À quelques semaines des fêtes de fin d'année, Isabelle Fargier, cheffe d'entreprise, le sait : les prochains jours vont être intenses. L'ancienne femme de média vit depuis maintenant cinq ans à La Réunion et, il y a un an, elle se lançait dans un projet « passion » : sa marque de bijoux Sousou. Désormais, l'entreprise est florissante et s'apprête à s'agrandir encore avec l'ouverture d'un nouveau lieu prévu début 2026. Plus qu'un espace, la boutique située à Saint-Denis est devenue un refuge pour beaucoup de femmes qui viennent symboliser leurs moments de vie à travers des créations personnalisées. Retour sur un parcours qui commence à Mayotte où elle a grandi, passe par les radios new-yorkaises et aboutit à La Réunion.

 

À Mayotte, elle est connue sous le nom de « Moina Poutou », Petit Piment. Personnalité publique, présentatrice de journal, voix incontournable de la radio pendant de longues années, Isabelle Fargier se considère comme « une fille de Mayotte » parce que c'est là qu'elle a vécu toutes ses « premières fois » : son cursus scolaire jusqu’au bac, ses histoires personnelles, ses premières armes professionnelles… « Le jour où j'annonce à mon père que je veux faire du journalisme, il s'effondre en larmes et me dit : "Est-ce que tu sais que ta mère était journaliste ?" », raconte-t-elle encore émue. Elle ne l’a jamais connue, celle-ci étant décédée lorsqu'elle était petite, mais les dés sont lancés. 

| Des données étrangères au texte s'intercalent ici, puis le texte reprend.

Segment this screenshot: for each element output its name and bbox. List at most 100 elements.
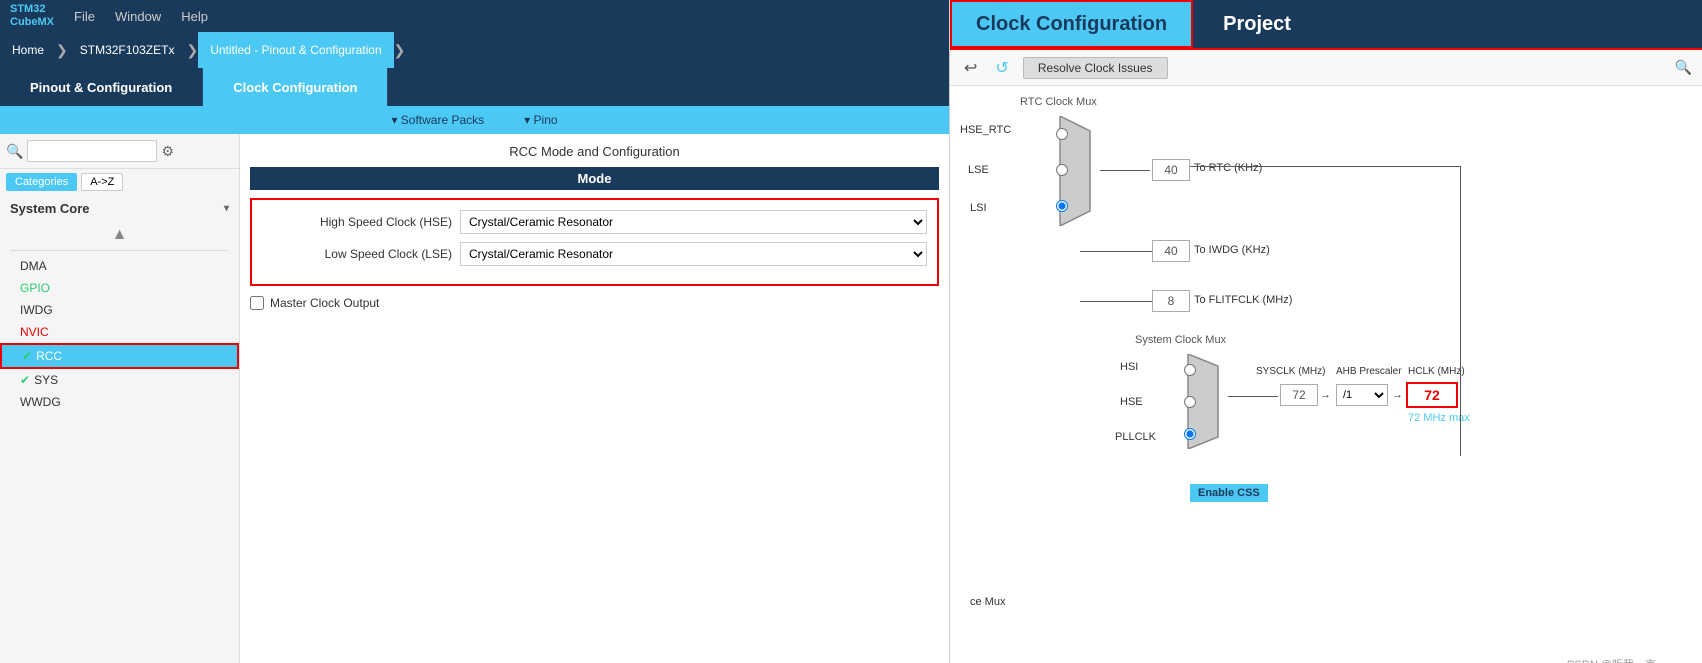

Après ses études dans l’Hexagone, Isabelle Fargier poursuit son rêve américain en terminant son MBA à New York. Elle rêve alors de travailler dans une radio new-yorkaise. C’est dans le métro que sa vie bascule. « Je parlais français avec une amie. Et là, un homme m’aborde ». Elle découvre plus tard que l'homme dirige Zeno Radio, un service qui permettait aux immigrés d'appeler un numéro gratuit pour écouter leurs radios locales en direct. « Il est allé récupérer tous les streams de Radio Dakar, Radio Abidjan. Tu appelais et tu écoutais la radio au téléphone. C'était révolutionnaire », explique-t-elle. Elle s’occupe alors de toute la partie francophone. L’histoire aurait pu s’arrêter à New York si la jeune femme ne devait quitter temporairement les États-Unis pour des questions de visa. « Je suis alors retournée à Mayotte, pour dire au revoir à mon père, convaincue que je ne reviendrais pas avant longtemps… Finalement, je ne suis jamais repartie. »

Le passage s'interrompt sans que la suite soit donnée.